A deputada Alice Portugal (PCdoB/BA), vice-líder da Minoria na Câmara dos Deputados, repudia veementemente as últimas declarações do ministro da Economia, Paulo Guedes. Para a parlamentar, o ministro está se especializando em ofensas gratuitas aos servidores públicos e ao povo brasileiro.

“Do alto da sua visão elitista e antipovo, o ministro chama em primeiro lugar os servidores públicos de parasitas, de uma maneira agressiva, totalmente inapropriada para um ministro que fala pelo Brasil nos fóruns econômicos internacionais. Não reconhece o papel do serviço público na manutenção da integridade do Estado brasileiro. É alguém completamente despreparado para assumir o cargo de ministro de Estado, inclusive para conviver com os servidores que os servem, que não são parasitas. Parasitário é o regime que ele defende, é a submissão ao capital externo. Num dia, eles elogiam o presidente Trump, e no outro o Brasil é retirado da lista de países em desenvolvimento”, disse.

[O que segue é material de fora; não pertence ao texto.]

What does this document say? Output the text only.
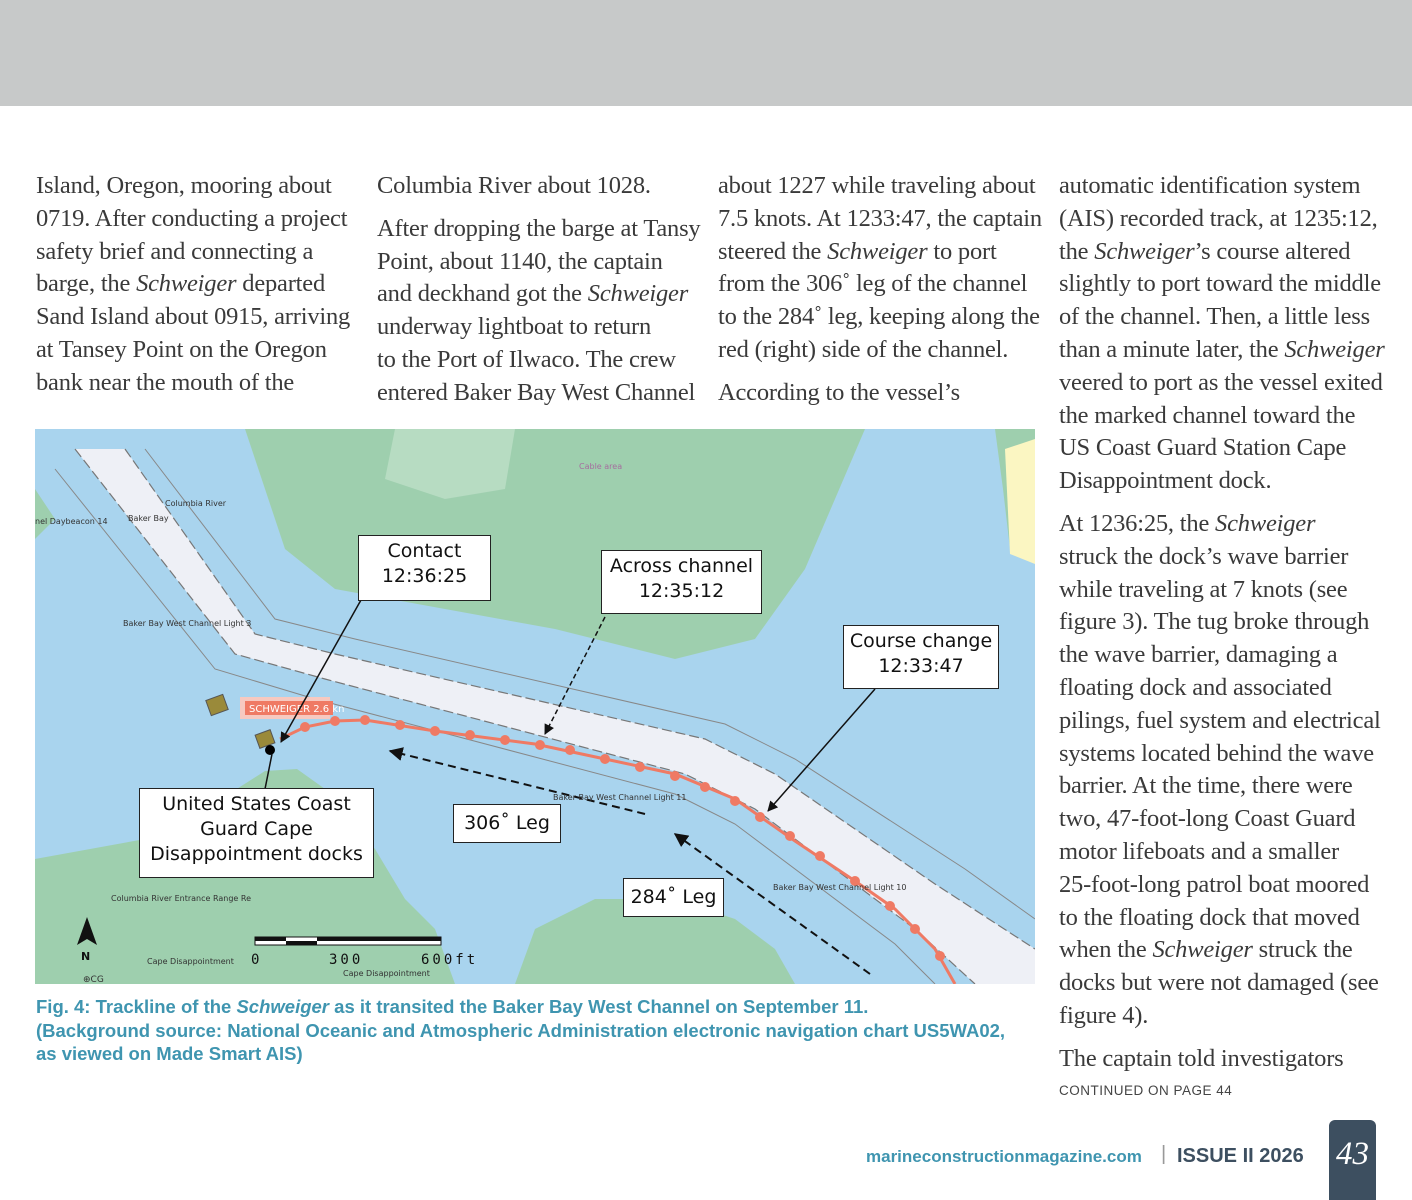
Island, Oregon, mooring about
0719. After conducting a project
safety brief and connecting a
barge, the Schweiger departed
Sand Island about 0915, arriving
at Tansey Point on the Oregon
bank near the mouth of the

Columbia River about 1028.

After dropping the barge at Tansy
Point, about 1140, the captain
and deckhand got the Schweiger
underway lightboat to return
to the Port of Ilwaco. The crew
entered Baker Bay West Channel

about 1227 while traveling about
7.5 knots. At 1233:47, the captain
steered the Schweiger to port
from the 306˚ leg of the channel
to the 284˚ leg, keeping along the
red (right) side of the channel.

According to the vessel’s

automatic identification system
(AIS) recorded track, at 1235:12,
the Schweiger’s course altered
slightly to port toward the middle
of the channel. Then, a little less
than a minute later, the Schweiger
veered to port as the vessel exited
the marked channel toward the
US Coast Guard Station Cape
Disappointment dock.

At 1236:25, the Schweiger
struck the dock’s wave barrier
while traveling at 7 knots (see
figure 3). The tug broke through
the wave barrier, damaging a
floating dock and associated
pilings, fuel system and electrical
systems located behind the wave
barrier. At the time, there were
two, 47-foot-long Coast Guard
motor lifeboats and a smaller
25-foot-long patrol boat moored
to the floating dock that moved
when the Schweiger struck the
docks but were not damaged (see
figure 4).

The captain told investigators

SCHWEIGER 2.6 kn
Cable area
Columbia River
Baker Bay
nel Daybeacon 14
Baker Bay West Channel Light 3
Baker Bay West Channel Light 11
Baker Bay West Channel Light 10
Columbia River Entrance Range Re
Cape Disappointment
Cape Disappointment
⊕CG
N	0	300	600ft
Contact
12:36:25	Across channel
12:35:12
Course change
12:33:47
United States Coast
Guard Cape
Disappointment docks
306˚ Leg
284˚ Leg
Fig. 4: Trackline of the Schweiger as it transited the Baker Bay West Channel on September 11.
(Background source: National Oceanic and Atmospheric Administration electronic navigation chart US5WA02,
as viewed on Made Smart AIS)
CONTINUED ON PAGE 44
marineconstructionmagazine.com | ISSUE II 2026 43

Sobre a declaração do ministro em relação às empregadas domésticas, Alice classifica a fala como preconceituosa e elitista. “Para ele, um empregado doméstico não é um trabalhador que tenha direitos, que possa fazer uma viagem para se divertir com sua família, por exemplo. É uma visão ultraliberal, ajoelhada aos interesses econômicos externos. A reforma trabalhista que tirou direitos dos trabalhadores, agora ele consegue piorar com a MP 905 e a PEC 186, tirando os direitos mínimos dos mais pobres”, diz.

A deputada ainda acrescenta que a reforma da previdência de Paulo Guedes atacou de forma cruel a população mais pobre, uma vez que ampliou o prazo para a aposentadoria, diminuiu os vencimentos, dificultando a perspectiva de uma renda na velhice. “Este governo odeia os mais pobres. Agora, criaram a chamada ‘carteira verde e amarela’ que irá sucumbir a CLT e não permitirá que ninguém mais – não só as empregadas domésticas, mas também a classe média – consiga fazer um programa de férias. Guedes é um vendedor dos interesses nacionais a preço de banana. O Brasil não merece este ministro”, finaliza.